Air Force Wraps Up Iraqi Deployment

Maj. Gen. Russell Handy – Commander, 9th Air and Space Expeditionary Task Force-Iraq, and Director, Air Component Coordination Element-Iraq, spoke with reporters from Baghdad today and discussed both the U.S. Air Force efforts in Iraq and those of the Iraqi Air Force as the 2008 security agreement between the two nations winds down. All U.S. forces will have left Iraq by December 31 and the security of that nation will be fully in the hands of its own military.

With the numbers changing daily, MG Handy reported that twelve bases remain either under U.S. control or joint control. Six of those bases are air bases. About 30,000 American troops remain, and around 2,000 of them are from the Air Force.

The U.S. Air Force continues to provide force protection for American bases and troops on the ground despite the low numbers of personnel in country. Handy stressed that the Air Force’s superior aerial refueling capabilities and command and control allow the mission to be performed by aircraft stationed throughout the region. This overwatch will continue until the last member of the U.S. military leaves Iraq.

The general talked about the structure of the Iraqi military’s air components. The Iraqi Air Force has just over 70 fixed wing aircraft and about 5,000 personnel. The Army Aviation Command has about 90 helicopters and around 2,500 personnel. These units also provide aviation assets for the use of the Ministry of Interior and the police forces.

The IAF has three C-130E cargo aircraft. They are buying six C-130J aircraft that will complete that squadron. The C130’s and Army Aviation helicopters are in general use moving personnel and cargo around Iraq.

The Iraqi Air Force has no fighter aircraft. Ten Iraqi pilots are currently beginning training to fly the F-16 in the United States. The IAF is buying a number of F-16’s with the first to be delivered in late 2014 or early 2015. Air defense radars are being installed and Iraqis trained in their use.

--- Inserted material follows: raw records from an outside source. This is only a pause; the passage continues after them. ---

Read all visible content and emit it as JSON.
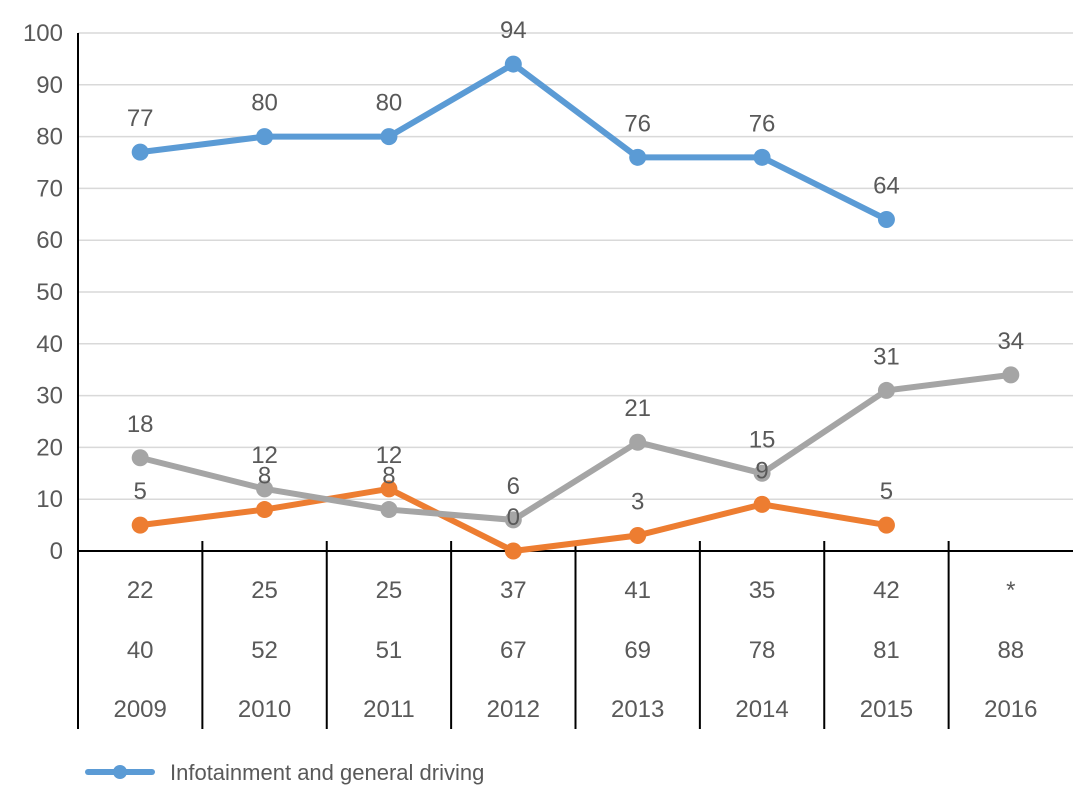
{
  "chart_data": {
    "type": "line",
    "x": [
      "2009",
      "2010",
      "2011",
      "2012",
      "2013",
      "2014",
      "2015",
      "2016"
    ],
    "ylim": [
      0,
      100
    ],
    "yticks": [
      0,
      10,
      20,
      30,
      40,
      50,
      60,
      70,
      80,
      90,
      100
    ],
    "grid": true,
    "series": [
      {
        "name": "Infotainment and general driving",
        "color": "#5B9BD5",
        "values": [
          77,
          80,
          80,
          94,
          76,
          76,
          64,
          null
        ]
      },
      {
        "color": "#ED7D31",
        "values": [
          5,
          8,
          12,
          0,
          3,
          9,
          5,
          null
        ]
      },
      {
        "color": "#A5A5A5",
        "values": [
          18,
          12,
          8,
          6,
          21,
          15,
          31,
          34
        ]
      }
    ],
    "table_rows": [
      [
        "22",
        "25",
        "25",
        "37",
        "41",
        "35",
        "42",
        "*"
      ],
      [
        "40",
        "52",
        "51",
        "67",
        "69",
        "78",
        "81",
        "88"
      ]
    ],
    "legend_position": "bottom-left"
  }
}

Major General Handy stressed that, at this time, there are no agreements beyond December 31, 2011. The defense of Iraq will be in the hands of its military. Within the U.S. Mission to Iraq will be the Office of Security Cooperation that will handle any arms sales to the country by the United States. That office will have a yet to be determined number of U.S. military personnel with experience in contract management and purchasing. The number of such U.S. military personnel will be somewhere in the 100 to 200 range.